Marked and tattered U.S. flags are saved from recycling for a proper retiring
If an American flag is thrown into a recycling bin, it’s eventually plucked from a stream of mixed glass, paper, plastic and metal at Waste Management’s recycling plant near Spokane International Airport.
Waste Management workers, many of them veterans, save the flags in a special bin near the sorting machine. From there, the marked, sometimes torn flags are retired with due ceremony, according to a complex series of rules based on generations of American tradition.
“It bothers me when I see the flag just thrown away because I grew up with a lot of respect for it,” said Tom Young, a manager at Waste Management who served in the U.S. Air Force from 1985 to 2006, in Great Falls.
About once a month, Young loads the flags – about 20 on average – into a bag and drives them to the Veterans of Foreign Wars building at 300 W. Mission Ave.
There, he’s greeted by Sandy Judge and Lea Ann Springer, who hold leadership positions with the organization. Both go out of their way to make sure the American flag is respected with proper procedures for display and retirement.
The rules and customs for proper treatment of the American flag are various and complicated, and Springer carries around four-page flyers detailing its correct treatment, with information including how to salute the flag, where to place it in respect to your front door (always on the right when you exit your house) and so on.
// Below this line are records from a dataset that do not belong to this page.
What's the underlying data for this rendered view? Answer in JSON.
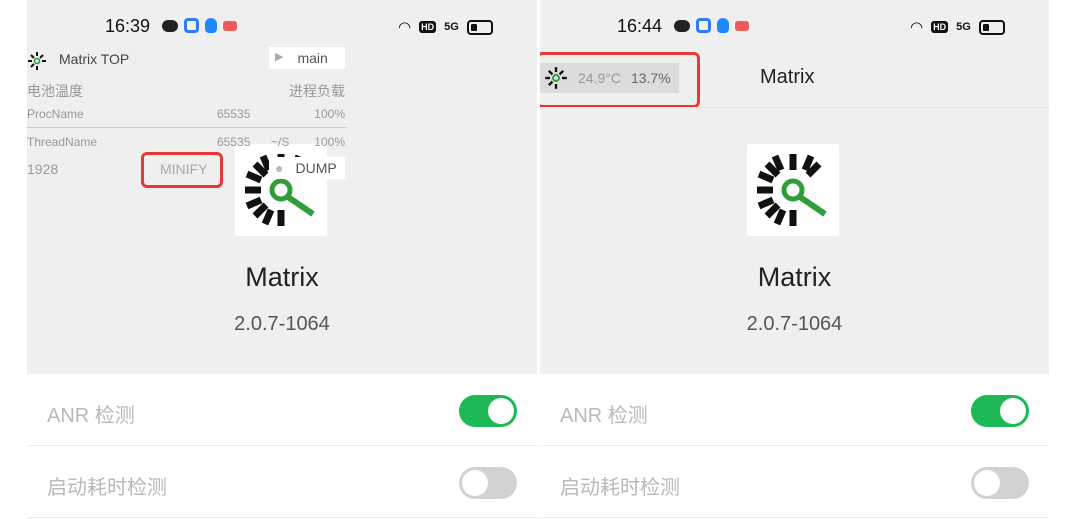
{
  "left": {
    "status": {
      "time": "16:39",
      "hd": "HD",
      "signal": "5G"
    },
    "overlay": {
      "title": "Matrix TOP",
      "main_label": "main",
      "battery_temp_label": "电池温度",
      "process_load_label": "进程负载",
      "proc_name": "ProcName",
      "proc_value": "65535",
      "proc_percent": "100%",
      "thread_name": "ThreadName",
      "thread_value": "65535",
      "thread_rate": "~/S",
      "thread_percent": "100%",
      "pid": "1928",
      "minify_label": "MINIFY",
      "dump_label": "DUMP"
    },
    "app": {
      "name": "Matrix",
      "version": "2.0.7-1064"
    },
    "settings": [
      {
        "label": "ANR 检测",
        "enabled": true
      },
      {
        "label": "启动耗时检测",
        "enabled": false
      }
    ]
  },
  "right": {
    "status": {
      "time": "16:44",
      "hd": "HD",
      "signal": "5G"
    },
    "chip": {
      "temperature": "24.9°C",
      "load": "13.7%"
    },
    "header_title": "Matrix",
    "app": {
      "name": "Matrix",
      "version": "2.0.7-1064"
    },
    "settings": [
      {
        "label": "ANR 检测",
        "enabled": true
      },
      {
        "label": "启动耗时检测",
        "enabled": false
      }
    ]
  },
  "colors": {
    "toggle_on": "#1db954",
    "toggle_off": "#d2d2d2",
    "highlight": "#e53935"
  },
  "icons": [
    "matrix-logo-icon",
    "wechat-icon",
    "app-square-icon",
    "qq-icon",
    "game-icon",
    "wifi-icon",
    "battery-icon",
    "play-icon",
    "record-dot-icon"
  ]
}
Springer said she sometimes knocks on people’s door and kindly informs them if they’ve made a flag faux pas. “Most of them say, ‘I didn’t know,’ ” she said.
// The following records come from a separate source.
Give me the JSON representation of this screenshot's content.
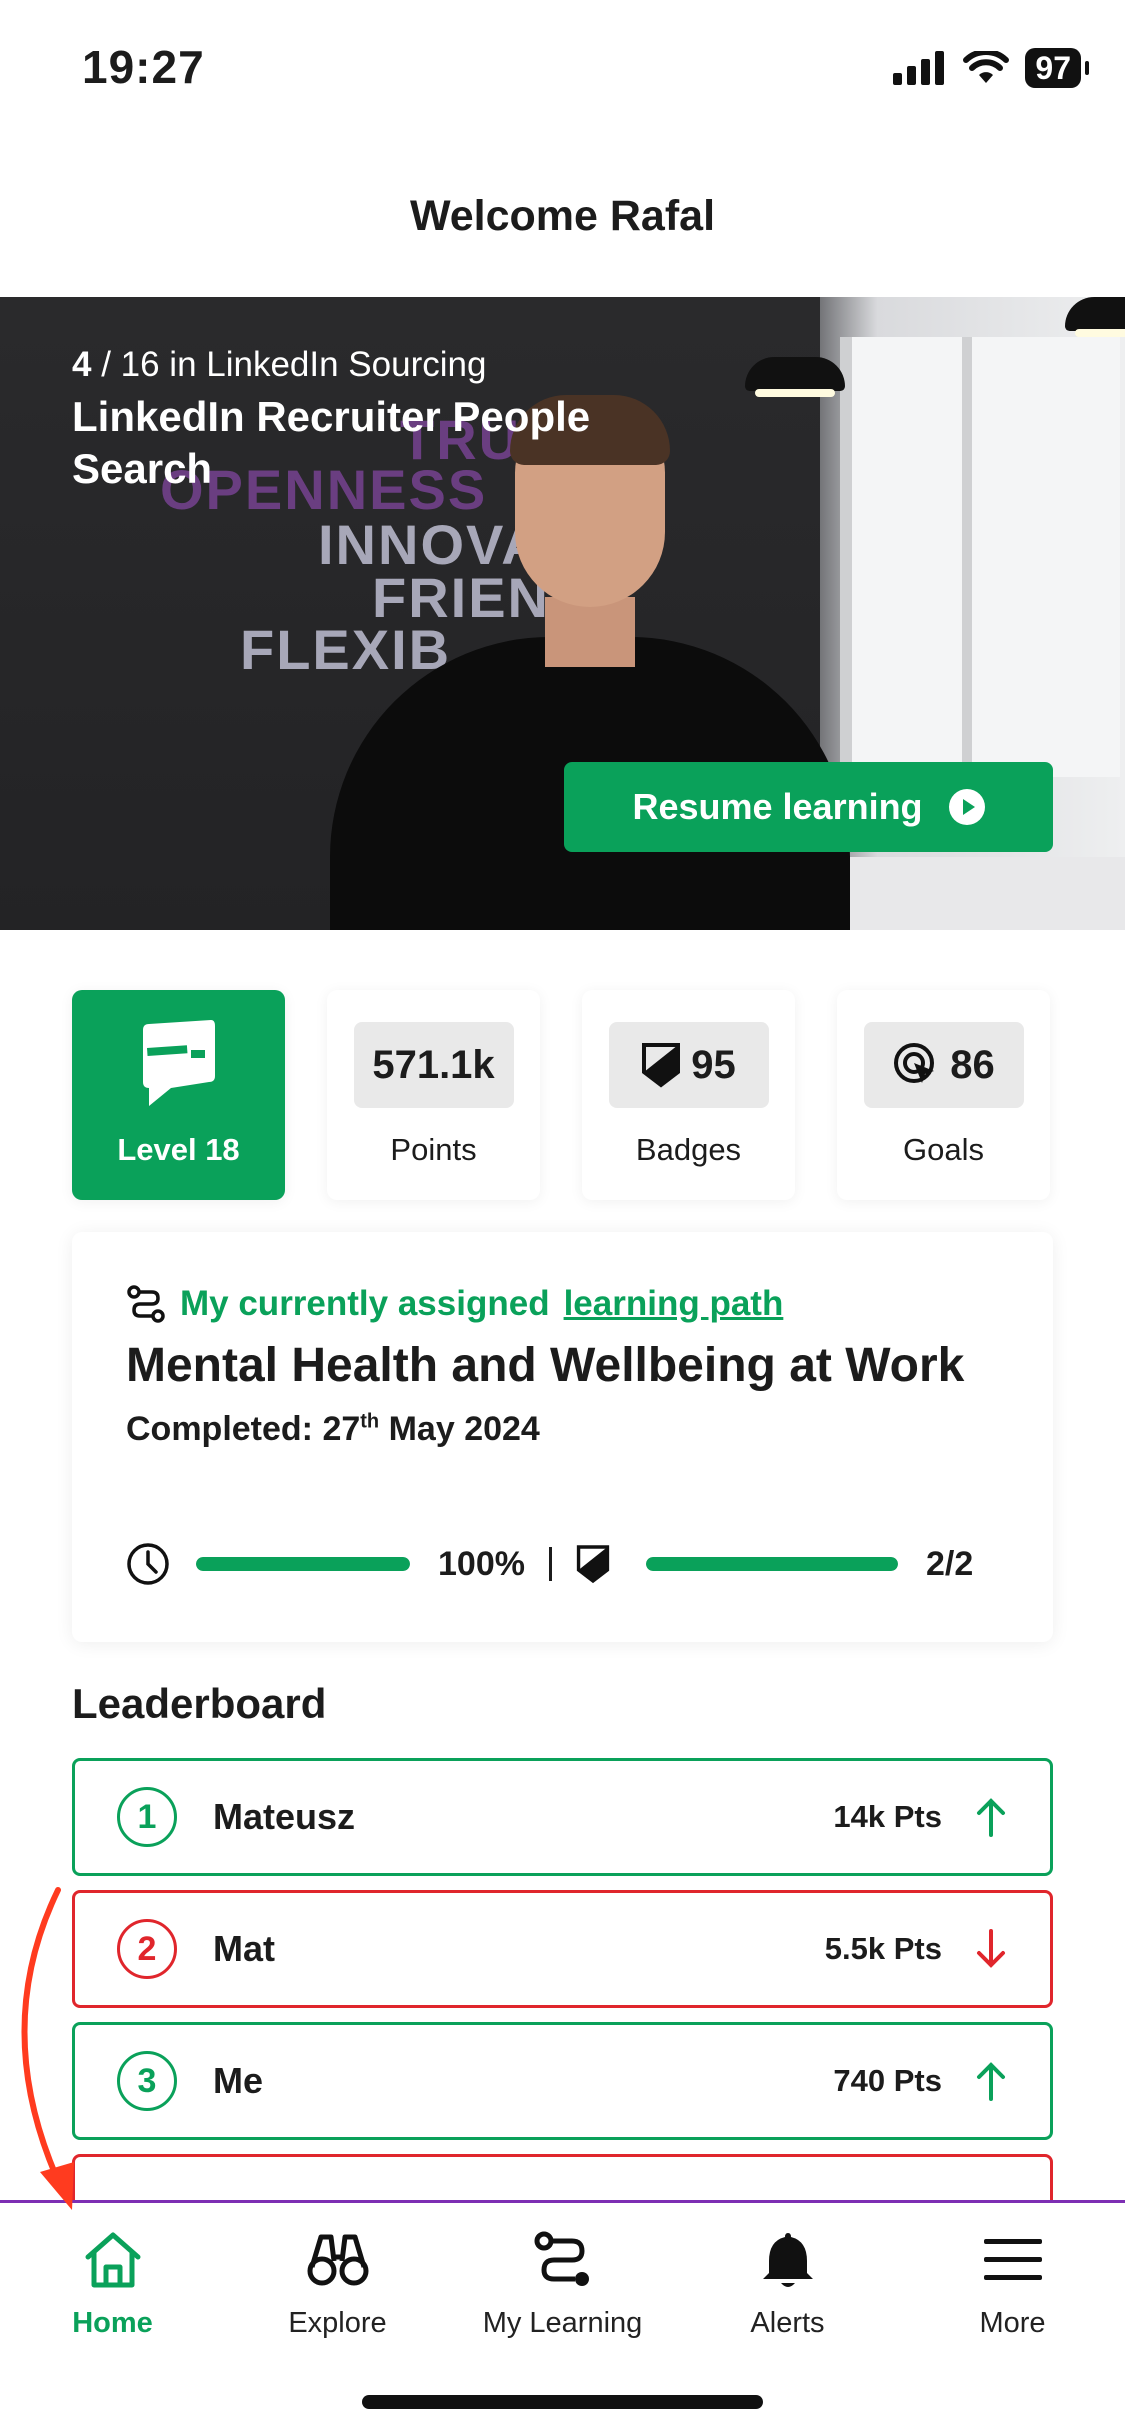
{
  "status_bar": {
    "time": "19:27",
    "battery": "97"
  },
  "header": {
    "title": "Welcome Rafal"
  },
  "hero": {
    "position": "4",
    "position_rest": " / 16 in LinkedIn Sourcing",
    "title": "LinkedIn Recruiter People Search",
    "resume_label": "Resume learning",
    "wall_words": [
      "TRUST",
      "OPENNESS",
      "INNOVAT",
      "FRIEN",
      "FLEXIB"
    ]
  },
  "stats": {
    "level_label": "Level 18",
    "points_value": "571.1k",
    "points_label": "Points",
    "badges_value": "95",
    "badges_label": "Badges",
    "goals_value": "86",
    "goals_label": "Goals"
  },
  "learning_path": {
    "heading_prefix": "My currently assigned",
    "heading_link": "learning path",
    "title": "Mental Health and Wellbeing at Work",
    "completed_prefix": "Completed: 27",
    "completed_sup": "th",
    "completed_suffix": " May 2024",
    "time_progress": 1.0,
    "time_progress_label": "100%",
    "badge_progress": 1.0,
    "badge_progress_label": "2/2"
  },
  "leaderboard": {
    "title": "Leaderboard",
    "rows": [
      {
        "rank": "1",
        "name": "Mateusz",
        "points": "14k Pts",
        "trend": "up"
      },
      {
        "rank": "2",
        "name": "Mat",
        "points": "5.5k Pts",
        "trend": "down"
      },
      {
        "rank": "3",
        "name": "Me",
        "points": "740 Pts",
        "trend": "up"
      }
    ]
  },
  "tabbar": {
    "items": [
      {
        "label": "Home",
        "icon": "home-icon",
        "active": true
      },
      {
        "label": "Explore",
        "icon": "binoculars-icon"
      },
      {
        "label": "My Learning",
        "icon": "path-icon"
      },
      {
        "label": "Alerts",
        "icon": "bell-icon"
      },
      {
        "label": "More",
        "icon": "menu-icon"
      }
    ]
  },
  "colors": {
    "brand_green": "#0aa15a",
    "down_red": "#e0262c",
    "tab_divider": "#7d2fb3",
    "annotation_arrow": "#ff3b1f"
  }
}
Both Judge and Springer feel some regret when they receive flags that have been tossed into recycling. But they’re happy to be able to recover the American icons.
From the VFW building, the flags are given to Spokane Boy Scout troops, who perform a proper retirement, including folding the flag, burning it while playing taps, letting the flames diminish by themselves, and placing the ashes in a camera-film capsule and labeled. It’s common for Boy Scouts to keep the capsules as keepsakes.
“I know (the flags) are properly being taken care of,” Young said while delivering the flags.
Last week, veteran Randy Colegrove accompanied Young, and they folded the flag according to the proper pattern: twice lengthwise and overlapping triangular folds until only the blue with white stars is visible.
Watching the flag-folding was C.D. Seegars, VFW quartermaster and a veteran who served four tours in the Air Force in Vietnam.
“I fought for this thing,” he said, looking at the flag. “I hate to see someone abuse it.”